Here, we report a whole genome sample sequencing approach on the genomes of gorilla, orang-utan and rhesus to shed light on the intertwined genetic relationships of humans and the great apes. Together with the genome sequences of humans and chimpanzees, we analyze a total of 4.3 million base pairs from randomly chosen regions of the human genome, corresponding to 7,600 sequence trees with three species each. We estimate that about one third of our genetic material, encompassing ~25% of our genes, is phylogenetically old. That is, its ancestry predates the speciation of humans and traces back to the ancient species we jointly shared with chimpanzees and gorillas. Consequently, the "human-specific" evolution of these genetic lineages and their associated phenotypes started long before humans emerged as a species. This may lead to an explanation of recurrent findings of very old human specific morphological traits in the fossils record, which predate the recent emergence of the human species about 5 million years ago. Only a fraction of these ancient lineages identifies chimpanzees as our closest genetic relatives, explaining why evolutionary novelties can be exclusively shared among species that are not each other's closest relatives. Our findings show that a deeper understanding of human and chimpanzee evolution is essentially dependent on the insights into our genetic ancestry.

 

Medical laboratory data analysis: An application of machine learning techniques to analyze the trends of biomarkers over time.

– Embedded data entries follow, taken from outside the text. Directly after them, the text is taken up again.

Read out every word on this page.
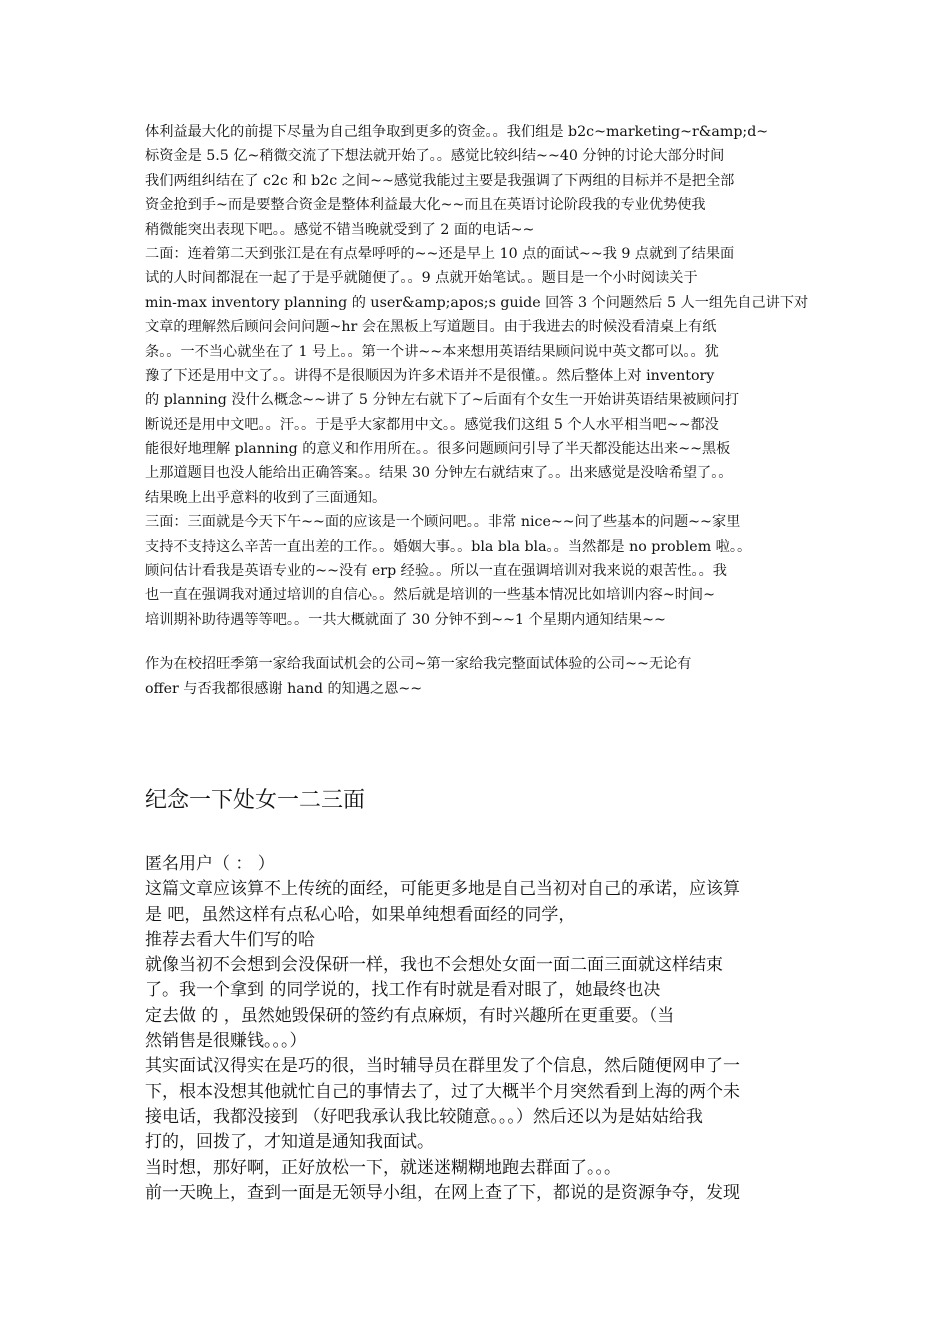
体利益最大化的前提下尽量为自己组争取到更多的资金。。我们组是 b2c~marketing~r&amp;d~
标资金是 5.5 亿~稍微交流了下想法就开始了。。感觉比较纠结~~40 分钟的讨论大部分时间
我们两组纠结在了 c2c 和 b2c 之间~~感觉我能过主要是我强调了下两组的目标并不是把全部
资金抢到手~而是要整合资金是整体利益最大化~~而且在英语讨论阶段我的专业优势使我
稍微能突出表现下吧。。感觉不错当晚就受到了 2 面的电话~~
二面：连着第二天到张江是在有点晕呼呼的~~还是早上 10 点的面试~~我 9 点就到了结果面
试的人时间都混在一起了于是乎就随便了。。9 点就开始笔试。。题目是一个小时阅读关于
min-max inventory planning 的 user&amp;apos;s guide 回答 3 个问题然后 5 人一组先自己讲下对
文章的理解然后顾问会问问题~hr 会在黑板上写道题目。由于我进去的时候没看清桌上有纸
条。。一不当心就坐在了 1 号上。。第一个讲~~本来想用英语结果顾问说中英文都可以。。犹
豫了下还是用中文了。。讲得不是很顺因为许多术语并不是很懂。。然后整体上对 inventory
的 planning 没什么概念~~讲了 5 分钟左右就下了~后面有个女生一开始讲英语结果被顾问打
断说还是用中文吧。。汗。。于是乎大家都用中文。。感觉我们这组 5 个人水平相当吧~~都没
能很好地理解 planning 的意义和作用所在。。很多问题顾问引导了半天都没能达出来~~黑板
上那道题目也没人能给出正确答案。。结果 30 分钟左右就结束了。。出来感觉是没啥希望了。。
结果晚上出乎意料的收到了三面通知。
三面：三面就是今天下午~~面的应该是一个顾问吧。。非常 nice~~问了些基本的问题~~家里
支持不支持这么辛苦一直出差的工作。。婚姻大事。。bla bla bla。。当然都是 no problem 啦。。
顾问估计看我是英语专业的~~没有 erp 经验。。所以一直在强调培训对我来说的艰苦性。。我
也一直在强调我对通过培训的自信心。。然后就是培训的一些基本情况比如培训内容~时间~
培训期补助待遇等等吧。。一共大概就面了 30 分钟不到~~1 个星期内通知结果~~
作为在校招旺季第一家给我面试机会的公司~第一家给我完整面试体验的公司~~无论有
offer 与否我都很感谢 hand 的知遇之恩~~
纪念一下处女一二三面
匿名用户（ ： ）
这篇文章应该算不上传统的面经，可能更多地是自己当初对自己的承诺，应该算
是 吧，虽然这样有点私心哈，如果单纯想看面经的同学，
推荐去看大牛们写的哈
就像当初不会想到会没保研一样，我也不会想处女面一面二面三面就这样结束
了。我一个拿到 的同学说的，找工作有时就是看对眼了，她最终也决
定去做 的 ，虽然她毁保研的签约有点麻烦，有时兴趣所在更重要。（当
然销售是很赚钱。。。）
其实面试汉得实在是巧的很，当时辅导员在群里发了个信息，然后随便网申了一
下，根本没想其他就忙自己的事情去了，过了大概半个月突然看到上海的两个未
接电话，我都没接到 （好吧我承认我比较随意。。。）然后还以为是姑姑给我
打的，回拨了，才知道是通知我面试。
当时想，那好啊，正好放松一下，就迷迷糊糊地跑去群面了。。。
前一天晚上，查到一面是无领导小组，在网上查了下，都说的是资源争夺，发现
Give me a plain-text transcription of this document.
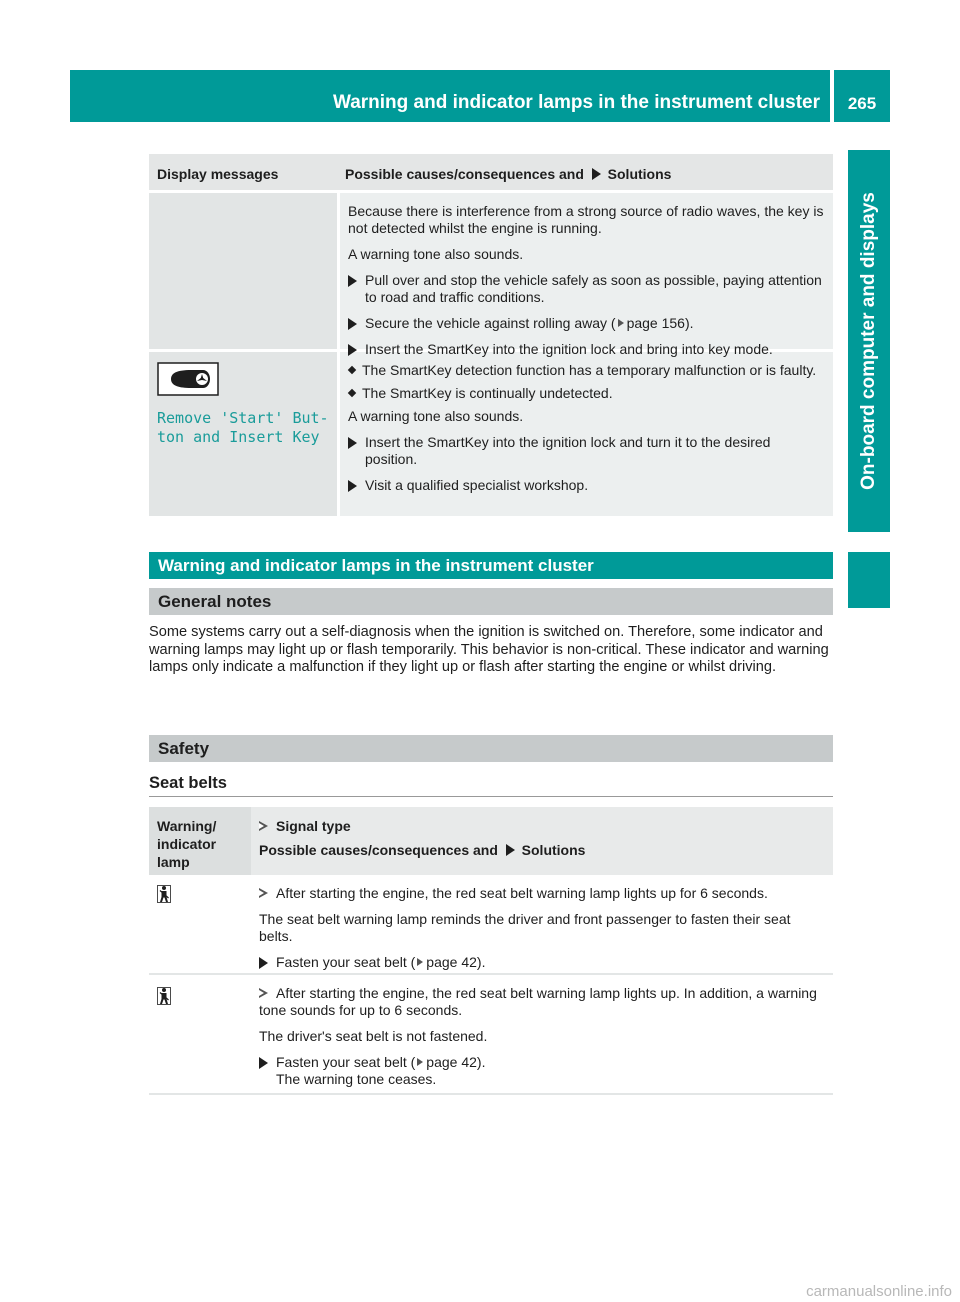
Warning and indicator lamps in the instrument cluster	265
On-board computer and displays
Display messages	Possible causes/consequences and Solutions

Because there is interference from a strong source of radio waves, the key is not detected whilst the engine is running.

A warning tone also sounds.

Pull over and stop the vehicle safely as soon as possible, paying attention to road and traffic conditions.
Secure the vehicle against rolling away ( page 156).
Insert the SmartKey into the ignition lock and bring into key mode.
Remove 'Start' But‐
ton and Insert Key
The SmartKey detection function has a temporary malfunction or is faulty.
The SmartKey is continually undetected.

A warning tone also sounds.

Insert the SmartKey into the ignition lock and turn it to the desired position.
Visit a qualified specialist workshop.
Warning and indicator lamps in the instrument cluster
General notes
Some systems carry out a self-diagnosis when the ignition is switched on. Therefore, some indicator and warning lamps may light up or flash temporarily. This behavior is non-critical. These indicator and warning lamps only indicate a malfunction if they light up or flash after starting the engine or whilst driving.
Safety
Seat belts
Warning/
indicator
lamp
Signal type
Possible causes/consequences and Solutions

After starting the engine, the red seat belt warning lamp lights up for 6 seconds.

The seat belt warning lamp reminds the driver and front passenger to fasten their seat belts.

Fasten your seat belt ( page 42).

After starting the engine, the red seat belt warning lamp lights up. In addition, a warning tone sounds for up to 6 seconds.

The driver's seat belt is not fastened.

Fasten your seat belt ( page 42).
The warning tone ceases.
carmanualsonline.info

Andre Elisseeff (IBM Zurich Research Laboratory)

Most modern medical laboratories store patient's lab tests over time (such as glucose levels, triglycerides, etc.) into databases. The hospital of Desio in Italy has for instance about 2.5 Million patient records corresponding to several million tests performed in the last ten years. Physicians have access to this database and can monitor the evolution of a patient from a workstation. To detect whether an observation is normal, they can check population-based statistics and see how much it deviates from the average value: an observation within 95% confidence interval computed from a healthy population of the same gender and same age as the patient is usually considered as normal.Unfortunately such an approach might overlook the case that a patient has a medical problem. Consider the case of glucose and assume that a patient has a normal glucose level (in the 20-30 percentile around the mean) and moves suddenly to another glucose level (at the border of the 70-80 percentile around the mean) in a year time. From the population based statistic perspective, she/he will be considered as normal since she/he does not get out of the 5-95 percentile
range. From a patient-based statistics on the other hand, she/he should be watched carefully because her/his glucose level has an unexpected trend.

In this talk we will describe and motivate some statistical (machine learning) methods we are currently developing with the hospital of Desio in Italy to analyze and discover biomarker trends over time with the end-goal to return more patient specific information to the physician. We will see how machine learning naturally comes in and discuss the practice of data analysis in a medical setting.